De son voyage inattendu dans le décor d'une nuit tombante, le ciel rougi par les vents et l'impression d'être seul au monde. Il marchait depuis des heures et ne trouvait plus la raison profonde de cet état de chose. Mais c'est bien droit dans les yeux qu'il avait averti son entourage de son départ, sa compagne qu'il avait abandonné comme dans un roman. Son besoin insensé de liberté passait par cette fuite et il restait néanmoins blessé de ce geste.
Au bout de qq instants, il se rappela les pensées qui l'avaient poussé à partir. La découverte d'autres horizons lui trottait dans la tête depuis toujours.
Faire les valises, laisser le quotidien derrière lui, partir vers ce grand besoin d'espace qu'il aimait tant.

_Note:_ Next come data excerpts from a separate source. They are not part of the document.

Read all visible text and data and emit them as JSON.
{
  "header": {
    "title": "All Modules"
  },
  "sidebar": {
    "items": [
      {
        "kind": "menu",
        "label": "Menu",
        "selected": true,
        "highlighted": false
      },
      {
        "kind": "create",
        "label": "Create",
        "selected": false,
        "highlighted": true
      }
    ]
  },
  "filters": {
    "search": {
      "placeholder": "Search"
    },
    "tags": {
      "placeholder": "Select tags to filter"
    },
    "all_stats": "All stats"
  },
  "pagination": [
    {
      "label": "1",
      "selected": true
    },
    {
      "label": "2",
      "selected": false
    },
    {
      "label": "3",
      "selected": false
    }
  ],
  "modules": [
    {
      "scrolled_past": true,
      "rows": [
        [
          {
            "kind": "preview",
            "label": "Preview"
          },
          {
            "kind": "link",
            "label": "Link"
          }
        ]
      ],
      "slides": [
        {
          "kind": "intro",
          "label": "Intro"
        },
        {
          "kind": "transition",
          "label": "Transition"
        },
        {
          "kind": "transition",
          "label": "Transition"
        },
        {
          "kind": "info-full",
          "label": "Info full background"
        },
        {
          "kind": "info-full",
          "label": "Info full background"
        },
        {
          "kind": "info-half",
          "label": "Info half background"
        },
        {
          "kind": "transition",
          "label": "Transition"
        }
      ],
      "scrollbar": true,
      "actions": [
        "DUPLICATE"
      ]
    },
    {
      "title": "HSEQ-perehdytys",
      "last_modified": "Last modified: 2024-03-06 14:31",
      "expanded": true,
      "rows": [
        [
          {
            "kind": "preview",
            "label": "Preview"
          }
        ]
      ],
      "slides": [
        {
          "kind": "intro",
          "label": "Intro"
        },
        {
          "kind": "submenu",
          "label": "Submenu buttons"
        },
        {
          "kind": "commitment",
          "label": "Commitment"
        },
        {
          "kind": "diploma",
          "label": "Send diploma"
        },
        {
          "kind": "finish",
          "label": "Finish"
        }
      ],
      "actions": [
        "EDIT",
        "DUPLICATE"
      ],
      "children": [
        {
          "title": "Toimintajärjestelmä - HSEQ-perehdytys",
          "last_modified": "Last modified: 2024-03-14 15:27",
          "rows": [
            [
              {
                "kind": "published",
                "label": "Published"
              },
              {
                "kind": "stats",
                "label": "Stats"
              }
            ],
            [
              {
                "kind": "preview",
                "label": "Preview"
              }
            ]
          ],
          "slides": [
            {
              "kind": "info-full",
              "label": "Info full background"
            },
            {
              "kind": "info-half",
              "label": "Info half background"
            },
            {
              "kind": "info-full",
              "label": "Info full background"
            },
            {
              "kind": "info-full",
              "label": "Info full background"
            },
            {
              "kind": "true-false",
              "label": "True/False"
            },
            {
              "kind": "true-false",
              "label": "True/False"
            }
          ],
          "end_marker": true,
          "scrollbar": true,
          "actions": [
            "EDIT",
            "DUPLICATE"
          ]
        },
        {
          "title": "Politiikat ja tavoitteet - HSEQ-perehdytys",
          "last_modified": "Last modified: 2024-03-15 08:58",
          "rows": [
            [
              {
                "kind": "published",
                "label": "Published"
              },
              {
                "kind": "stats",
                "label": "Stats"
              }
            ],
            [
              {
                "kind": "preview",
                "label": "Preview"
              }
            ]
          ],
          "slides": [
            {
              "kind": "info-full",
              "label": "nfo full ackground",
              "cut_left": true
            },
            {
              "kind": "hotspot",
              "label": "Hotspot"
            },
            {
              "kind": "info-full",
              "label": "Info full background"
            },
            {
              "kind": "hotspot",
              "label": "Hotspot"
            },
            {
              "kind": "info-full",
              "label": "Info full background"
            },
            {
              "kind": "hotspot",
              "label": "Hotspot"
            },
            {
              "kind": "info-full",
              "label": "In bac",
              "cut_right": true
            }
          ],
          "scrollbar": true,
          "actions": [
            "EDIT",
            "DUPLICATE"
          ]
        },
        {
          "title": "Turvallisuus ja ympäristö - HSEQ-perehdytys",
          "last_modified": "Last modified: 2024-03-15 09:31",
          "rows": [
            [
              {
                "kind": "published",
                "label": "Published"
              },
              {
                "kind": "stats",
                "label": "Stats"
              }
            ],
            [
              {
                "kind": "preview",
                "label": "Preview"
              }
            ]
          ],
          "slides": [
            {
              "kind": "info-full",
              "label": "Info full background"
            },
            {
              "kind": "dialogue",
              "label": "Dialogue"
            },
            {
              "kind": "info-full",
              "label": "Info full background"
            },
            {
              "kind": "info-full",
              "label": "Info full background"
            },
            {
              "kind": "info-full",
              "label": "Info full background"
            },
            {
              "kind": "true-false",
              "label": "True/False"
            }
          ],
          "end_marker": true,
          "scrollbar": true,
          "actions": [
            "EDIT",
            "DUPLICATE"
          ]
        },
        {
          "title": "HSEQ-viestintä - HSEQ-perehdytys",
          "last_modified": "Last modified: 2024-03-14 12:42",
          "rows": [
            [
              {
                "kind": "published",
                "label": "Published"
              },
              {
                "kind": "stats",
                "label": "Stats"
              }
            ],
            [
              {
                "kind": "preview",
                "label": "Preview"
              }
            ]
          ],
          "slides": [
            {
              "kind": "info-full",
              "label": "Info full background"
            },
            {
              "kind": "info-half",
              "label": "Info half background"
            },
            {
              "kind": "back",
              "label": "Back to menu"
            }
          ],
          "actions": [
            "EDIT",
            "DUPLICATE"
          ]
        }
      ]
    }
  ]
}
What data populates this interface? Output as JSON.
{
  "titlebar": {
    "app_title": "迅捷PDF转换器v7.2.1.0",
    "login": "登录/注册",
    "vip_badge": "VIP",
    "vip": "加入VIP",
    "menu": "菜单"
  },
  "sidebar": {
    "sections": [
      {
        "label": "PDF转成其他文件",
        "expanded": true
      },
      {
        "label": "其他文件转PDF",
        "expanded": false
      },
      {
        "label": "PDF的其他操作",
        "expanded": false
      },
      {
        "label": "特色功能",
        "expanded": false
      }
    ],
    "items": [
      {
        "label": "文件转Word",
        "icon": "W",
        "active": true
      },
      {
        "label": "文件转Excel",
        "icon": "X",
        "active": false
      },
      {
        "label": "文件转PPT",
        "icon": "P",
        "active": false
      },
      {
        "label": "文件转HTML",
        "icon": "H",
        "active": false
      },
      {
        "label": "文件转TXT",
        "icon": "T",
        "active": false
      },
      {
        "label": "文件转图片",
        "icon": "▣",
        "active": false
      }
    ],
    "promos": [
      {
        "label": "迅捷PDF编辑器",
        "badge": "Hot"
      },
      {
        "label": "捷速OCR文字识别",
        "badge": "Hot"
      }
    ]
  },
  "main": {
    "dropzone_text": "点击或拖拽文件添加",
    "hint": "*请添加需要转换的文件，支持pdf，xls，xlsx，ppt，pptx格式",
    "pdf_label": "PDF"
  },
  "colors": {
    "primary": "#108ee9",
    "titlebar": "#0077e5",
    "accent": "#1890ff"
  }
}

Retrouver la solitude, l’indépendance, avoir l'éternité devant lui.
Enfin la résurrection de son être débarrassé de toutes ces contraintes qui depuis si longtemps l'enferment et l'isolent de son besoin de liberté, d'amour.
A force de marcher dans cette forêt aux couleurs d'automne, septembre lui semble plus serein et plus léger.
Le plus difficile lui paraît accompli. Il a décidé de sa vie et le bonheur est fourni avec. Le bruit de son sang dans les oreilles, sa vie prend une autre dimension, son cœur bat plus fort et il se sent désormais vivant.
Depuis ce jour où tout a basculé, où il a appris sa déconvenue, tout son être s’est tourné vers cette envie de départ, vers cette vie, qui à force d’être rêvée, inventée est devenue réalité et est maintenant à porter de main. Enfin, il a osé faire ce pas vers sa nouvelle destinée.
Leur abandonner son passé, se débrouiller avec ses souvenirs et errer à travers son absence. C’est ce qui veut leur laisser pour toutes ces années de doute, de tristesse et de peine. Oui, qu’il l’oublie pour que lui se sente libéré à son tour, qu’il puisse ôter de sa peau la misère qui s’y colle, muer de cette vie qu’il a tant détesté.
Rien ne pourra le faire changer d’avis. Dés ce soir, il marche, le billet en poche, il part. De sa vie passée, il ne gardera qu’une photo, qu’une lettre.
Après avoir claqué la porte de son ancienne vie et jeté la clé, ses pas l’emportent léger vers cette destination où il a rêve sa vie.
Un bout de terre et d’eau entouré de forêts peut-être, un endroit désert où il va aménager sa destinée au cœur de la nature, où il respirera enfin une paix qu’il lui a tant manqué.
Il avait abandonné celle qui avait partagé ses rêves, ses désirs, ses exigences et qui avait au début comblé ce vide immense qui s‘installait au plus profond de son âme. Il avait cru que tout s’arrangerait avec le temps et qu’elle parviendrait à le rendre heureux. Mais inconsciemment, ses aspirations avaient déjà un autre nom à cette époque et bien que refoulées, elles apparaissaient de temps en temps, de jour en jour lui faisant miroiter d’autres horizons, un autre avenir. Il savait que sa vie n’était pas ici mais là-bas loin, très loin d’ici.
Ce besoin de liberté si encré au cœur de son âme lui était apparu dés que son esprit avait pris conscience qu’il pouvait vivre autrement. Il se sentait enfermé, prisonnier, reclus dans la vie qu’il menait. Ces expériences pour vivre comme tout le monde n’avaient jamais eu de réussite et ne l’avaient pas rendu heureux. Il avait bien essayé d’être comme le commun des mortels mais en vain.
Cette fois, il était libre, son sac sur le dos. Il avait brûlé ses tourments et après avoir parcouru des kilomètres à pied, il avait sauté dans un train qui l’emmenait vers sa nouvelle vie. Son voyage serait long, il le savait.
Sa destination, l’Afrique, des territoires à perdre de vues, des plaines désertiques, des chemins rocailleux, des villages perdus sous un soleil qui brûle, grille tout. Une Afrique souvent cruelle, indomptable où le moindre filet d’eau est un miracle, où les maigres récoltes sont un don de Dieu.
Un autre monde s’ouvrait à lui, il l’aimait depuis toujours et en rêvait chaque nuit.. Non ce n’était pas une femme qu’il allait rejoindre, c’est bien plus que ça, c’était un continent livré à lui-même où les hommes ne possèdent que la vie et s’en contentent. Où les miracles sont journaliers et où la mort est présente comme la vie. Oui, c’est là qu’il veut vivre, pauvre comme ces hommes, démuni comme eux mais riche d’une force de vivre dans le regard, d’une fatalité qui leur est propre.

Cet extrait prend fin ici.